Liens de sang | Histoires luxuriantes

Tranquillement, elle se repose, enroulée en boule, livre à la main. Le fourreau délicat de sa chemise de nuit en coton blanc recouvre sa peau douce. Les crampes se sont atténuées maintenant ; elle est à l'aise et calme.

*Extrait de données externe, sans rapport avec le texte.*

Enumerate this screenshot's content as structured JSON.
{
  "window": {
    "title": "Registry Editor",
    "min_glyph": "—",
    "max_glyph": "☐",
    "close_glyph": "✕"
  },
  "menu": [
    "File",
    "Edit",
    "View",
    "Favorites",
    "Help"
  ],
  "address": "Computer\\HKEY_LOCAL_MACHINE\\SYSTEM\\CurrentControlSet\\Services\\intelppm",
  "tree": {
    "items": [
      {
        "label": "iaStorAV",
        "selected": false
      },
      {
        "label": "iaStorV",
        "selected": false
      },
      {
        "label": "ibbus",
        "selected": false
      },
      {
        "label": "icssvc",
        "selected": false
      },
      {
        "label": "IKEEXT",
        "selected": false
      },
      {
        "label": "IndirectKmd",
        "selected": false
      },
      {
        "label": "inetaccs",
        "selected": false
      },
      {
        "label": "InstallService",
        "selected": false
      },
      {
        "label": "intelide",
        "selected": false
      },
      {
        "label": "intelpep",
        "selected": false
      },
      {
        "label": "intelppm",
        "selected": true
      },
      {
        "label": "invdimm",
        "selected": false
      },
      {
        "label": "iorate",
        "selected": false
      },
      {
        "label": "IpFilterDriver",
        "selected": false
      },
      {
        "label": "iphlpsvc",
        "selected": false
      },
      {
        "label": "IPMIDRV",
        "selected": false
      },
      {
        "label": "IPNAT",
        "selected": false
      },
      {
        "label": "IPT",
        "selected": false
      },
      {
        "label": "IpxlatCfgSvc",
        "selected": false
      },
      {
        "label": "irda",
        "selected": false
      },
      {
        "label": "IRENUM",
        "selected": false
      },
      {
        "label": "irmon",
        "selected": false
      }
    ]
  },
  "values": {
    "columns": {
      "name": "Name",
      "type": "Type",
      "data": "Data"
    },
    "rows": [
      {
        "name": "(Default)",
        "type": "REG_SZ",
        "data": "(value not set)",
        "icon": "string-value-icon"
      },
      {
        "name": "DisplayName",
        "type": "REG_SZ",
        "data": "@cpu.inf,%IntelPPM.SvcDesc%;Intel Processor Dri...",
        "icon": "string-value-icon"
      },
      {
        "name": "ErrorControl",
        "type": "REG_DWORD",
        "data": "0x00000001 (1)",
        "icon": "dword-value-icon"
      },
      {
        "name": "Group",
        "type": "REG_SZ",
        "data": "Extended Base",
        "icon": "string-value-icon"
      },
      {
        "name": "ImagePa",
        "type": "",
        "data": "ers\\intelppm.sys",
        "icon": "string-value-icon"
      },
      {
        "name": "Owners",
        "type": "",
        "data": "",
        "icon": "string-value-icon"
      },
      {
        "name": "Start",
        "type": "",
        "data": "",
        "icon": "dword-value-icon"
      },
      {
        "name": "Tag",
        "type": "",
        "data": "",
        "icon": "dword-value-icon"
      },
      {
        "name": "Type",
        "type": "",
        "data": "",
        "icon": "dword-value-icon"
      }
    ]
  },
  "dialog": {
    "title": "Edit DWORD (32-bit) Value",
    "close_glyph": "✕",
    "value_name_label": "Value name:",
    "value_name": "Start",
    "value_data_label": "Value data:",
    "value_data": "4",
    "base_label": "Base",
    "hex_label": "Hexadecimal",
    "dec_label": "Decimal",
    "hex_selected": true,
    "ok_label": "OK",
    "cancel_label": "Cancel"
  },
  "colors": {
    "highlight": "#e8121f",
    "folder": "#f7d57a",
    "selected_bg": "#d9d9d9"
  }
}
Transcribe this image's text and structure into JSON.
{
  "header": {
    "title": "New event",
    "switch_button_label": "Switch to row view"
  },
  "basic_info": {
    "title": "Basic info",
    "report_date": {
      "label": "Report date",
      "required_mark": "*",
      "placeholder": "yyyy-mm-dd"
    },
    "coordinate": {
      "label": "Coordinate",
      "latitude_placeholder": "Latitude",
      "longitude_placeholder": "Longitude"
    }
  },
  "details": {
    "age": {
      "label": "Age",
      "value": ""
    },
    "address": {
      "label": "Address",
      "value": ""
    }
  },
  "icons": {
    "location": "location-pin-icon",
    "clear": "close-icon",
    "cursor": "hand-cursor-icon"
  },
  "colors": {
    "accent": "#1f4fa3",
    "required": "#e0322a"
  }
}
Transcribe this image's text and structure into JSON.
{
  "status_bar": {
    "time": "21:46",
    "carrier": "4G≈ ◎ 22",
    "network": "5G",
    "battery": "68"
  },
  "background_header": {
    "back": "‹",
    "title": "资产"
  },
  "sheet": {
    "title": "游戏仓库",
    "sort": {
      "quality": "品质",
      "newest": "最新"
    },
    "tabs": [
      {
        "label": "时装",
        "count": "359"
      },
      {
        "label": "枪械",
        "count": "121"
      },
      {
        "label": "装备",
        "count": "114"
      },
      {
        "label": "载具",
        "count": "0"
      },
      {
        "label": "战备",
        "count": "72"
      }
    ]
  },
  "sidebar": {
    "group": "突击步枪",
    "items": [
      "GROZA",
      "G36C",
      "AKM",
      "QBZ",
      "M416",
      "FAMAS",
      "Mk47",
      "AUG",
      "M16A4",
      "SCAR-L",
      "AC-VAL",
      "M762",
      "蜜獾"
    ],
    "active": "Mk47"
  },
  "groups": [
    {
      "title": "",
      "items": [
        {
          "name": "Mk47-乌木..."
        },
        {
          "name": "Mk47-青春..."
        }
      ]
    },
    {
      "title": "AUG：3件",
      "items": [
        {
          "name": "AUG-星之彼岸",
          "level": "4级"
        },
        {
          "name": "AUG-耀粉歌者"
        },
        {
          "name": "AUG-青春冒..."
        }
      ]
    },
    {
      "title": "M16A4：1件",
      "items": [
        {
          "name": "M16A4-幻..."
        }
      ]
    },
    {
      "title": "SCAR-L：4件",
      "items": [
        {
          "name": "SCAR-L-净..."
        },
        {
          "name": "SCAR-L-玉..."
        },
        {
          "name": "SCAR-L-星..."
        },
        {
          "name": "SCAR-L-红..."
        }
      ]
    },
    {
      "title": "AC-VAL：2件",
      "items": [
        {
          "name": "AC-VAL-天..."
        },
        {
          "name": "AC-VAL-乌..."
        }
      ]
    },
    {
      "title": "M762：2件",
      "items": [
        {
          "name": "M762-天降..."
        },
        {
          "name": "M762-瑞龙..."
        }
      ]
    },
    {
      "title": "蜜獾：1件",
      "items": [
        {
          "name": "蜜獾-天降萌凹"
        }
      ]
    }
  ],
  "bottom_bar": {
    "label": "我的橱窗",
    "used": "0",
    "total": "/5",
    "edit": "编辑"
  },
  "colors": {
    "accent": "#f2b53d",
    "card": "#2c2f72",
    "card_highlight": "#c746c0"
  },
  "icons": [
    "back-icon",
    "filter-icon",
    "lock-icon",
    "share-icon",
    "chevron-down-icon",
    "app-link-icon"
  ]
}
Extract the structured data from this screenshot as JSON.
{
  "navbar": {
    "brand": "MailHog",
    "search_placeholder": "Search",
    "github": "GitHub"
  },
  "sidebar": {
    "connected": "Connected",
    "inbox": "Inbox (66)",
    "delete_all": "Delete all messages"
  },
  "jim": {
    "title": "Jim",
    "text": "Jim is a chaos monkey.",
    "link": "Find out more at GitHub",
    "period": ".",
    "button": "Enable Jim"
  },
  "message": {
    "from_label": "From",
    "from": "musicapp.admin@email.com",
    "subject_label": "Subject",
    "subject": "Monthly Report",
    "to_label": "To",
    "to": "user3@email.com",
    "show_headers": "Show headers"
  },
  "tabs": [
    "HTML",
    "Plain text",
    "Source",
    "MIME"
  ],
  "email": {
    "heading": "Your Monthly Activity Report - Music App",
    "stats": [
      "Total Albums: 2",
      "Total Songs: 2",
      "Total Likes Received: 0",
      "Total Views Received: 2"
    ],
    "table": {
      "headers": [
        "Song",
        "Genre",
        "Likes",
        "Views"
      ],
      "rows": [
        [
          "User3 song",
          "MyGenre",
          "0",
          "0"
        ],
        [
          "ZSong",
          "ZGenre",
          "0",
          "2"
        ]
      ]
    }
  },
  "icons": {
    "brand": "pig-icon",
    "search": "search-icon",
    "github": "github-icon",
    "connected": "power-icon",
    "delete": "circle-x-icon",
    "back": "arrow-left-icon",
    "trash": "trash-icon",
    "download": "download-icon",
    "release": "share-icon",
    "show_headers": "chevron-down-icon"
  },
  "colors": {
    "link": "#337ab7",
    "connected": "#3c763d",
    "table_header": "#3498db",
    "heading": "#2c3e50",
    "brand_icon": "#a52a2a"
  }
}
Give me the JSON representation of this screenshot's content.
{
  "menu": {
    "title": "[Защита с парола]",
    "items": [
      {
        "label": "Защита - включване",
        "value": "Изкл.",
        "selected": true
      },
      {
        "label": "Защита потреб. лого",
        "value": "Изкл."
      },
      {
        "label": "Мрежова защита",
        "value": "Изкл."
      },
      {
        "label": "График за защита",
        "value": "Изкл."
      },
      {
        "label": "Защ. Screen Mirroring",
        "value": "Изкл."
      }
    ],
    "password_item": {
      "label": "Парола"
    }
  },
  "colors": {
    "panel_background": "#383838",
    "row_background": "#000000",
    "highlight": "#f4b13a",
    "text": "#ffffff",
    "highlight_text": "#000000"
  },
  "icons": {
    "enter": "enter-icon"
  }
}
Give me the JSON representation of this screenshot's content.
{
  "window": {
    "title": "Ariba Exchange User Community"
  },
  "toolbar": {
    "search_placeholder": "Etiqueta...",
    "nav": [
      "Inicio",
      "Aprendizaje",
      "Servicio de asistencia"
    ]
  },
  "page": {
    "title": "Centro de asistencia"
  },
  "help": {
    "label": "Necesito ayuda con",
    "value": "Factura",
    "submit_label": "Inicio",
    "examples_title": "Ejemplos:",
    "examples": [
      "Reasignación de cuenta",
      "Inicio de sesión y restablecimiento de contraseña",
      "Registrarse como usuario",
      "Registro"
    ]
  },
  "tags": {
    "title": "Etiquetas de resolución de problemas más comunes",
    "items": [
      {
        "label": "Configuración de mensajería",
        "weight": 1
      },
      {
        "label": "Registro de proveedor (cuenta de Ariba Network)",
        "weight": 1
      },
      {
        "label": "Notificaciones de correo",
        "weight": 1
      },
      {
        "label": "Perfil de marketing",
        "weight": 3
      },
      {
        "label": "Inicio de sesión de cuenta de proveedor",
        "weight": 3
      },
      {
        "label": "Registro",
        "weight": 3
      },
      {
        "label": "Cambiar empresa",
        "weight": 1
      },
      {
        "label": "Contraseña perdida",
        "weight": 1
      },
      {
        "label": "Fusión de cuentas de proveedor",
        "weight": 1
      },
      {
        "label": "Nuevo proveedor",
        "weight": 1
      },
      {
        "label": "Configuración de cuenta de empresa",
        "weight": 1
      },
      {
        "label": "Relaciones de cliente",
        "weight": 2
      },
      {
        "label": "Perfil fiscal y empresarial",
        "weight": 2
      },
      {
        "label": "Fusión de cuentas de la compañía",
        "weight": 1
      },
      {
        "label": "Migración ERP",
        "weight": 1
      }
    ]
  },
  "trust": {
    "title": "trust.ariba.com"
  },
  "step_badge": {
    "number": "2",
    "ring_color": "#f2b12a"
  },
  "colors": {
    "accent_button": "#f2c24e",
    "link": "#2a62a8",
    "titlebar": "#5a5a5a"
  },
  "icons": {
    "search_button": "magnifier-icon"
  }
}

En entrant dans la pièce, sa présence despotique change instantanément l’ambiance. L’odeur de la faim primitive tourbillonne dans l’air. Ses yeux brûlent d’une férocité fulgurante.

Elle ferme doucement le livre et le pose sur la table de nuit. Ses yeux émeraude croisent les siens. Ses lèvres trahissent momentanément son sang-froid alors qu'elle réprime son sourire narquois. Il vit son défi silencieux. Il voit toujours.

Il s'avance vers elle, se dressant de façon imposante au-dessus. En gros, il écarte ses genoux. Sa chemise de nuit pure se lève, révélant une culotte en coton noir enveloppant son monticule lisse. Un contraste de lumière et d'obscurité. Comme elle.

Ses mains s'étendent sur le tissu, l'arrachant de sa peau douce ; le bruit du matériau déchiré résonne dans l’air. Son royaume intime révélé, les fils en lambeaux la laissent nue et exposée.

Doucement bouché avec du coton, ses doigts agrippent la ficelle qui pend, tirant son tampon d'un seul coup. Une gouttelette de sang tombe sur le coton blanc immaculé. Ça s'infiltre. Cela se propage. Leurs yeux se croisent, brillant principalement comme des taches de couleur, une tache sur le matériau net et propre.

Elle inspire, faisant monter sa poitrine ; ses seins poussent contre le tissu translucide qui les enveloppe. Des ombres de tétons roses à peine visibles, le contour de leur excitation s'efforçant de manière suppliante pour son contact.

Une main forte lui serre la gorge ; l'autre déboutonne son jean, sa bite libérée de ses contraintes. Des gouttelettes scintillantes de pré-éjaculation s'écoulent de lui, signes silencieux de sa faim, de son besoin, de son désir – pour elle. Toujours elle.

Sa poigne se resserre ; il se glisse en elle d'un mouvement long, délibéré et lent. Au fond d'elle, la remplissant, elle halète alors qu'il glisse contre ses murs. Son cou s'étend et ses yeux papillonnent alors qu'ils reviennent dans sa tête.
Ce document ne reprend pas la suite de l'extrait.